Another back-of-the-envelope estimate:
You probably understand that context switches are typically more than 2 orders of magnitude slower than a function (or method) invocation. Perhaps your efforts with the thread pool and number of clients are reducing the number context switches, but I think they won't be enough.
As a single data point: on my Dell, with dual core Athlon 2, running Ubuntu 12.04, and reporting it's best bogoMIP as 5210.77 for each processor:
--> a single pthread-mutex-semaphore enforced context switch benchmarks to 14 us.
i.e. (50,000 * 14 us) adds to 700 ms, or 0.7 seconds, or 70% of a single cores bandwidth, and none of your code has yet run, none of your data has yet transferred
While multicore can speed up some of this, you should consider rethinking how to use threads.
I suggest you temporarily scale back to a few clients (like 1 or 2), then measure the durations of the various sections of your server code. Find the bottle necks, don't guess.
For instance, wouldn't commenting out beginsend() eliminate all data transmits?
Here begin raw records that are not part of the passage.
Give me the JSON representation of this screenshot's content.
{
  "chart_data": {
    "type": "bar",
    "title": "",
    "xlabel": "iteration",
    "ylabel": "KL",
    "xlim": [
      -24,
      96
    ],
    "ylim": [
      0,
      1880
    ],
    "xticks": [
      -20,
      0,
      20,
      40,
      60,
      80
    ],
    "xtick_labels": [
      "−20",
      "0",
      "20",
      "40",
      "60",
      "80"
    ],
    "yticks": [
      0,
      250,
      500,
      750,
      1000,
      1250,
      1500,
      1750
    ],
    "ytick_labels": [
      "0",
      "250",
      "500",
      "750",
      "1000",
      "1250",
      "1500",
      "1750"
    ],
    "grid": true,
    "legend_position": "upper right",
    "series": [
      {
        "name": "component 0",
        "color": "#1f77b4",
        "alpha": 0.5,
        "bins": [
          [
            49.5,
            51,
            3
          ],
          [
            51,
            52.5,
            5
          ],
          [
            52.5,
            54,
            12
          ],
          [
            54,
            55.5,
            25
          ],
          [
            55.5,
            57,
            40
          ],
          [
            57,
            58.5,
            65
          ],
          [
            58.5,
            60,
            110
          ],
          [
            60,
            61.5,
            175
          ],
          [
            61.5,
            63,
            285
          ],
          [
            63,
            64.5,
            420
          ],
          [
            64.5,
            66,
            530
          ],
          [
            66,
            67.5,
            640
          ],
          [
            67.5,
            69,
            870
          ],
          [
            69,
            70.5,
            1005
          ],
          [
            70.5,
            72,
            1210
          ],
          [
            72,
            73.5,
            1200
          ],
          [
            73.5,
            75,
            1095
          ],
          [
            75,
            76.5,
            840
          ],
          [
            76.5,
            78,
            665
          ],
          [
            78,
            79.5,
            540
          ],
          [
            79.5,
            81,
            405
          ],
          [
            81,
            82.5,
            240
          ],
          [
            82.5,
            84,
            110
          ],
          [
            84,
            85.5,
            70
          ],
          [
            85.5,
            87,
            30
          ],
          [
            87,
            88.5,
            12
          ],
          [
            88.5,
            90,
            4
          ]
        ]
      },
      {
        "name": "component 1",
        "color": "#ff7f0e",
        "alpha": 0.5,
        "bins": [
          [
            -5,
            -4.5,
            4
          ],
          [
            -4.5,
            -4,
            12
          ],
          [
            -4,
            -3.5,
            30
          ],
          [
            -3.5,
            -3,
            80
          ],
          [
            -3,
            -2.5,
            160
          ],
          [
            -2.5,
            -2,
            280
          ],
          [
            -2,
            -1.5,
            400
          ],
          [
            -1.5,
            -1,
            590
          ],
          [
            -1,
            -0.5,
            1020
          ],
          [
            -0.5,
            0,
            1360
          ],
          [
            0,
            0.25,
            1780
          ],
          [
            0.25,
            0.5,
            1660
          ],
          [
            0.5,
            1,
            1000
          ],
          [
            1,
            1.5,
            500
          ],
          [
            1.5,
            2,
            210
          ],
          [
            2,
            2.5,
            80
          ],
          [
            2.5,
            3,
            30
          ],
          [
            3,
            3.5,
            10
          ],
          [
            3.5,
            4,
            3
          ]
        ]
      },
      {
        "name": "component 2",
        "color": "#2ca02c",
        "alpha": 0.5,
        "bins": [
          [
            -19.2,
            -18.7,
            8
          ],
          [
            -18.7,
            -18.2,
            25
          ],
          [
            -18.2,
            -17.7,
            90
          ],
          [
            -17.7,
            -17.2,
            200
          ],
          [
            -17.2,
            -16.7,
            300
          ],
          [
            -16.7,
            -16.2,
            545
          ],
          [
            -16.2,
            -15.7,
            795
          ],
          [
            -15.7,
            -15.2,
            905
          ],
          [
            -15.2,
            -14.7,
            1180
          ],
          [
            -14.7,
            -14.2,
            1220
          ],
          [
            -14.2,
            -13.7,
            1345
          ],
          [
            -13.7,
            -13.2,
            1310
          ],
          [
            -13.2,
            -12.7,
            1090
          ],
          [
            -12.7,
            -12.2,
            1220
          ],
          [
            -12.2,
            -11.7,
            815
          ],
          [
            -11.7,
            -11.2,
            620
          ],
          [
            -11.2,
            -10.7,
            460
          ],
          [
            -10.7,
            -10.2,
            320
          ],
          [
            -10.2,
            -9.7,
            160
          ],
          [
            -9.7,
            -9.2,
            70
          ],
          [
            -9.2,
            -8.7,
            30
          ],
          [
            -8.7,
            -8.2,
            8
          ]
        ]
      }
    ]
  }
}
Perhaps it would be better to try and measure the duration of a functioning beginsend(), instead of trying to guess what it means to eliminate it and all the events it triggers.
I use the following for measurement, perhaps this might help :
uint64_t start_us = getSystemMicrosecond();
uint64_t duration_us = getSystemMicrosecond() - start_us;
And uint64_t getSystemMicrosecond(void) is trivially constructed from Linux function
int clock_gettime(CLOCK_REALTIME, &ts)